Un visage avenant apparut sur l'écran.

– Monsieur Luc Verlaine?

– Lui-même. C'est à quel sujet?

– Je me nomme Johanna Harton, c'est pour un sondage.

– Quel genre de sondage?

– Nous faisons une étude pour affiner les phrases-dialogues d'un robot érotique féminin.

La caméra du vidéophone zooma lentement sur sa poitrine, qu'elle avait très généreuse.

Luc fut gêné par cette initiative mais il dut reconnaître que c'était exactement le genre de détail qui l'intéressait.

– Je suis en bas de votre immeuble. Puis-je monter?

Luc se gratta le menton. Il regrettait d'être aussi mal rasé mais, la veille, il avait réduit en bouillie son rasoir électrique qui voulait le raser au beau milieu de son petit déjeuner. Il devrait en acheter un neuf.

– C'est bon, entrez!

La fille blonde était une cambrioleuse.

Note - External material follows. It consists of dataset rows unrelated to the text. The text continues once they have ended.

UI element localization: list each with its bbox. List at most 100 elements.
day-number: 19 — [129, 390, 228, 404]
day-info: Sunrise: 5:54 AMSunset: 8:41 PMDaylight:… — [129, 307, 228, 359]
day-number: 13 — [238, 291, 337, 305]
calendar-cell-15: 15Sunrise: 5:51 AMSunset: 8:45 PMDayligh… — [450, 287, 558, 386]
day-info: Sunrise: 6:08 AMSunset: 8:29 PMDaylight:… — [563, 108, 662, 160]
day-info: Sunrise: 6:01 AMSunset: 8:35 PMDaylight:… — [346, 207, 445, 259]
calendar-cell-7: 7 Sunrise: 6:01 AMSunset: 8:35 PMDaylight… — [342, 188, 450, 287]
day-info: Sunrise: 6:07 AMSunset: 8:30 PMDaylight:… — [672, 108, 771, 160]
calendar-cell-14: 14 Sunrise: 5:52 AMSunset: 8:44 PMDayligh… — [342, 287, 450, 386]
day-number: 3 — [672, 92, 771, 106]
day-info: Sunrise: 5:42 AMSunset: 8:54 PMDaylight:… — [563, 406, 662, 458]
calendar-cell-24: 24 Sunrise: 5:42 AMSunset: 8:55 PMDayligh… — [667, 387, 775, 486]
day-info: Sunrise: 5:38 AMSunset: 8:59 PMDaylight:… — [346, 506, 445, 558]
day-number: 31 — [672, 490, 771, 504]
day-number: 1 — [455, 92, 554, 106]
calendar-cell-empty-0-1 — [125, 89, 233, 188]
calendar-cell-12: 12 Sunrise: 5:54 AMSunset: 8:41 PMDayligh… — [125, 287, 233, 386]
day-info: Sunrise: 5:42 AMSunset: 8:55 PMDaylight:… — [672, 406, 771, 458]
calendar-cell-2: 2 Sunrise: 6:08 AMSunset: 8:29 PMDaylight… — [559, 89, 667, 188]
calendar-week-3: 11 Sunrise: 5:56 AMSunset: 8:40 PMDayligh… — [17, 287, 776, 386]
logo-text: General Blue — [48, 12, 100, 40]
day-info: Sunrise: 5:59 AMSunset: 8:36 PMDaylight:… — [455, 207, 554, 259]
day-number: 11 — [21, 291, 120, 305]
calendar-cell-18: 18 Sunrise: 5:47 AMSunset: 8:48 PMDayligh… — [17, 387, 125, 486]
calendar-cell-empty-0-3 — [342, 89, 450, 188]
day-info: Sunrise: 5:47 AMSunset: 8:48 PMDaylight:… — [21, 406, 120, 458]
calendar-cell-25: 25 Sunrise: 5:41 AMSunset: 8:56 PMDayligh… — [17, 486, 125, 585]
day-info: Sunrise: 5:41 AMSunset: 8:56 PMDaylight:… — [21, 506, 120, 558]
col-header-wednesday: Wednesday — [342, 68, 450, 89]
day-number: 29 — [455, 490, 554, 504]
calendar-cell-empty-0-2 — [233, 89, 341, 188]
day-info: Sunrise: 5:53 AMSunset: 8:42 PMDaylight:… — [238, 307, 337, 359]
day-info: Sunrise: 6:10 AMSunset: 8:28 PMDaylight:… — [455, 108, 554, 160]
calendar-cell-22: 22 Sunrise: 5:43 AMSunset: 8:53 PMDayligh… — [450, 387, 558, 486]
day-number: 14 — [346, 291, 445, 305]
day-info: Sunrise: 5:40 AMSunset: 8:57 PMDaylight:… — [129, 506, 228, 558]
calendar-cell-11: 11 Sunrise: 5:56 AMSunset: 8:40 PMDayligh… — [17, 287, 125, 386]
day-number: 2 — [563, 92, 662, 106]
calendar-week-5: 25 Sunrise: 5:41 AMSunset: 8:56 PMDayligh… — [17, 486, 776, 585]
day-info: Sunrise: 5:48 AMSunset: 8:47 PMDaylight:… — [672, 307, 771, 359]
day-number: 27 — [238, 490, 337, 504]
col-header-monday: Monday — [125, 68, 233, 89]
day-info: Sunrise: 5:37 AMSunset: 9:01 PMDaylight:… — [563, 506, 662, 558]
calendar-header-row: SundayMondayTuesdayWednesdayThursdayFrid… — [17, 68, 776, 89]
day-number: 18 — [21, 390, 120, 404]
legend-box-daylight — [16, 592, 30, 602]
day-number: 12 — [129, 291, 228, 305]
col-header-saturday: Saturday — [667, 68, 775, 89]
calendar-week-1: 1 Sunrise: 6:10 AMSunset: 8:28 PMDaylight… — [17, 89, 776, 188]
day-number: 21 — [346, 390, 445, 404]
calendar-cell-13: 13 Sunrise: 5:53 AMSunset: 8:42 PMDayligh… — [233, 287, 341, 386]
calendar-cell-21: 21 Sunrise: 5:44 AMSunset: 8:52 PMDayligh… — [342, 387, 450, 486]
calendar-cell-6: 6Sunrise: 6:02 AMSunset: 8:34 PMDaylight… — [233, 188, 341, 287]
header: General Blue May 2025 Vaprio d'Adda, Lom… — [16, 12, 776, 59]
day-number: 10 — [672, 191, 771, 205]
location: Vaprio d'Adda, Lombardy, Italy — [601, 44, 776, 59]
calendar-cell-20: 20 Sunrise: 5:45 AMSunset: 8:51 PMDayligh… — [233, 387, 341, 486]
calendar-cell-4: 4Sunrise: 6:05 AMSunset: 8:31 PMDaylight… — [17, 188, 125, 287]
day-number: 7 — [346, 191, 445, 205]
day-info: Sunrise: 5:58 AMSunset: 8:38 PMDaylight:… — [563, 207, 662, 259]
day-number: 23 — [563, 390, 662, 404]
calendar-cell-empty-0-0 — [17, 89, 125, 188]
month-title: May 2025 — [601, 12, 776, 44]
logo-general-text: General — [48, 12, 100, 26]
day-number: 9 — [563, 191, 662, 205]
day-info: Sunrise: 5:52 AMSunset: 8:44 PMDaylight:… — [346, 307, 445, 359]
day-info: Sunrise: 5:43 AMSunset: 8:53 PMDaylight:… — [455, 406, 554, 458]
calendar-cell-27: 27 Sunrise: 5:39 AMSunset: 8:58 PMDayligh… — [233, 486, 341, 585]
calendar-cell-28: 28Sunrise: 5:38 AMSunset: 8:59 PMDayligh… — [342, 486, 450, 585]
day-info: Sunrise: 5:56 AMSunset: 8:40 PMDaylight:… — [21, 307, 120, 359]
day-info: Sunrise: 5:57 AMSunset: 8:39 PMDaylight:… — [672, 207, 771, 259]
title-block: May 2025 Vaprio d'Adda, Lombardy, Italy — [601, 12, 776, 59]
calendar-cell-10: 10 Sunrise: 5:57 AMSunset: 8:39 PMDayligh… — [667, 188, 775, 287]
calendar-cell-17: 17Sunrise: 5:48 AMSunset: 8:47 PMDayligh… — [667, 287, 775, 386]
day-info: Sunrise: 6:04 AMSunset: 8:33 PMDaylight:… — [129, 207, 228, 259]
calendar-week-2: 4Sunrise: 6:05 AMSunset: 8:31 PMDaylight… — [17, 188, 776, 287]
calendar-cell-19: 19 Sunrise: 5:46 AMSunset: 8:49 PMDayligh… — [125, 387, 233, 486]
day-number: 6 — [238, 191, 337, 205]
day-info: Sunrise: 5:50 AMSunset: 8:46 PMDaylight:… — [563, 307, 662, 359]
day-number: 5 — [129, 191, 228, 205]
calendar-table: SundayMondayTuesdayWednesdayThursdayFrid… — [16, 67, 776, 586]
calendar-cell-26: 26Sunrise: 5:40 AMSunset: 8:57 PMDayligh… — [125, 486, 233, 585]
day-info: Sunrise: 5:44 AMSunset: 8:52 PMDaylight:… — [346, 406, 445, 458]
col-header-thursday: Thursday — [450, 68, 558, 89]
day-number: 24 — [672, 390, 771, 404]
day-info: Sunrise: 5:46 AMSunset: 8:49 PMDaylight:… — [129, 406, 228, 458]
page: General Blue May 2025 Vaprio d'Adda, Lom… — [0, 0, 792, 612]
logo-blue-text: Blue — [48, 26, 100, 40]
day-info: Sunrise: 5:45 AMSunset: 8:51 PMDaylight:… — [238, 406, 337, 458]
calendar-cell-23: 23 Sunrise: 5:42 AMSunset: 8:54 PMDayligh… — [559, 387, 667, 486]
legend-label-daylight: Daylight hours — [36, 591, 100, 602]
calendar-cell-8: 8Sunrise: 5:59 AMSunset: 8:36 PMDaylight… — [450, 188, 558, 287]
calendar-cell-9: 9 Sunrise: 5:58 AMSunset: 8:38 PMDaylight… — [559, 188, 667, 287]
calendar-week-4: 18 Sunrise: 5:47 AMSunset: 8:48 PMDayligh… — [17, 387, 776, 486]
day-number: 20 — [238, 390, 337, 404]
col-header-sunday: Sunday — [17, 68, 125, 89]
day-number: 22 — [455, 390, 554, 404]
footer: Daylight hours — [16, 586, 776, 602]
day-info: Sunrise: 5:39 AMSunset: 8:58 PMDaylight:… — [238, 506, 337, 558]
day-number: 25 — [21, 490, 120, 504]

Dès que la porte s'était ouverte, pistolet au poing, elle avait rapidement maîtrisé l'imprudent.

Trois minutes plus tard, la visiteuse avait ficelé Luc Verlaine à une chaise et s'affairait à dévaliser son appartement.

– Alors, monsieur Verlaine, on fait moins le mariole quand on n'est plus protégé par sa porte blindée et les caméras de son vidéophone, insinua Johanna Harton qui, de près, possédait une poitrine encore plus belle qu'à l'écran.

Elle attrapa le grille-pain et le jeta dans un grand sac, puis elle s'empara de la machine à café.

– Au secours! cria la machine, paniquée.

– Tiens, mais c'est une de ces nouvelles machines qui font du très bon café colombien, remarqua Johanna.

– Oui, répondit Verlaine à contrecœur.

– Aïe! s'exclama-t-elle.

La porte du couloir venait de lui coincer les doigts.

D'un violent coup de pied, elle la fit sauter de ses gonds.

– Arrêtez, ce ne sont que des objets, dit Luc.

– Objets inanimés, avez-vous donc une âme? soupira-t-elle en s'emparant du magnétoscope.

– La police va arriver, avertit Luc.

– Rien à craindre, ils n'interviendront pas si le vidéophone ne les appelle pas, et j'ai arraché les fils.

De fait, le pauvre vidéophone s'échinait en vain à composer le numéro de police secours ou des pompiers sans même s'apercevoir qu'il était débranché.

– Désolé, Luc, souffla-t-il après plusieurs essais.

– T'en fais pas, Luc, on va trouver un moyen de te sortir de là, lui glissa la chaise à laquelle il était saucissonné.

– Et en effet elle entama des mouvements de vibration qui eurent pour conséquence de desserrer les liens.

Puis un canif s'approcha des cordes de ses mains.

– Chut, c'est moi. Fais comme si de rien n'était.

Et le canif cisailla sans bruit les nœuds.

Johanna s'approcha de Luc Verlaine immobilisé et, avec un sourire sardonique, plaça son visage à quelques centimètres du sien. Si près, il pouvait respirer son parfum et sa sueur. Qu'allait-elle lui faire? Elle s'approcha davantage et lui accorda un long baiser, profond et langoureux.